Zeon Paeraton, lui entre tous, se livrait à une fanfaronnade aussi puérile.
Pourtant, le visage de Zeon était parfaitement sérieux, comme s'il ne partirait pas sans obtenir de réponse.
« ......Compris. »
À cette courte réponse, Zeon a eu un rictus, a levé le menton avec arrogance et est passé devant lui.
Toujours abasourdi, Felix le regardait s'éloigner quand une petite tête a surgi par-dessus l'épaule de Zeon.
Leurs regards se sont croisés ; la tête a cligné des yeux plusieurs fois, gênée, puis a tiré la langue.
« Bleuh. »
Puis la tête a lentement disparu derrière l'épaule.
« ...... »
Et c'est ainsi que les enfants Paeraton ont complètement disparu.
Felix a baissé la tête et s'est frotté le front.
Rentrée au manoir avec Zeon, je me suis changée et je suis descendue directement à la salle à manger.
Toute ma famille était assise, à m'attendre.
Héhé.
« Qu'est-ce qu'il y a ? »
« Je suis juste contente. »
À la question de papa, papa, mes frères et même papy ont penché la tête vers la gauche.
'Si ce n'était pas ma famille, je dirais qu'ils sont exactement pareils !'
Ça m'a fait rire encore plus.
En m'asseyant, je me suis soudain rappelé ma vie d'avant, seule dans une chambre en sous-sol exiguë.
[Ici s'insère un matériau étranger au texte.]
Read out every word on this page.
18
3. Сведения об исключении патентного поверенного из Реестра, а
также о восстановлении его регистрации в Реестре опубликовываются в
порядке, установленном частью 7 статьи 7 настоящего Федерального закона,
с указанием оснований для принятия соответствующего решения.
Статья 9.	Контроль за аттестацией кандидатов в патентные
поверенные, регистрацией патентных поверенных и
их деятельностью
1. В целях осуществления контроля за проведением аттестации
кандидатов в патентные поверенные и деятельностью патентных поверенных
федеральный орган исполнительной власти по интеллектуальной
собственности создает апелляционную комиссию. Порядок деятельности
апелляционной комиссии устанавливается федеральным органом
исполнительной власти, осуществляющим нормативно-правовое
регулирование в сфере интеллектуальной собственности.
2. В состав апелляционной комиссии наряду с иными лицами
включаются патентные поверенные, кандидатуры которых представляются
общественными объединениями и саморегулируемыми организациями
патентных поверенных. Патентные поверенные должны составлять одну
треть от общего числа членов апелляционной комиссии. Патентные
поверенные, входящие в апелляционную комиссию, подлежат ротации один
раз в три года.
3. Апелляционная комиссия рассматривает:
Même si c'était exigu, même si on se disputait beaucoup, je priais pour vivre avec ma famille dans la vie suivante.
C'était pareil quand je vivais chez mon oncle, dans cette vie-ci.
Chaque fois que je voyais râler parce qu'elle ne voulait pas manger de brocolis pendant le repas avec ses parents, je l'enviais tellement que je ne remarquais même pas mon ventre qui gargouillait.
'Et voilà que, je ne sais comment, manger avec ma famille est devenu mon quotidien !'
Quand j'y repense, à quatre ou cinq ans, papa et mes frères mangeaient chacun de leur côté.
Mais à un moment donné, il est devenu naturel qu'on se réunisse pour manger, sauf occasion particulière.
J'ai piqué les légumes dans mon assiette.
Puis j'ai donné les haricots à Zeon, les poivrons à Ares et les carottes à Ixion.
« Qu'est-ce que c'est ? »
« Un cadeau ! »
« Un ca...... deau ? »
Ixion a regardé son assiette et s'est mis à lutter.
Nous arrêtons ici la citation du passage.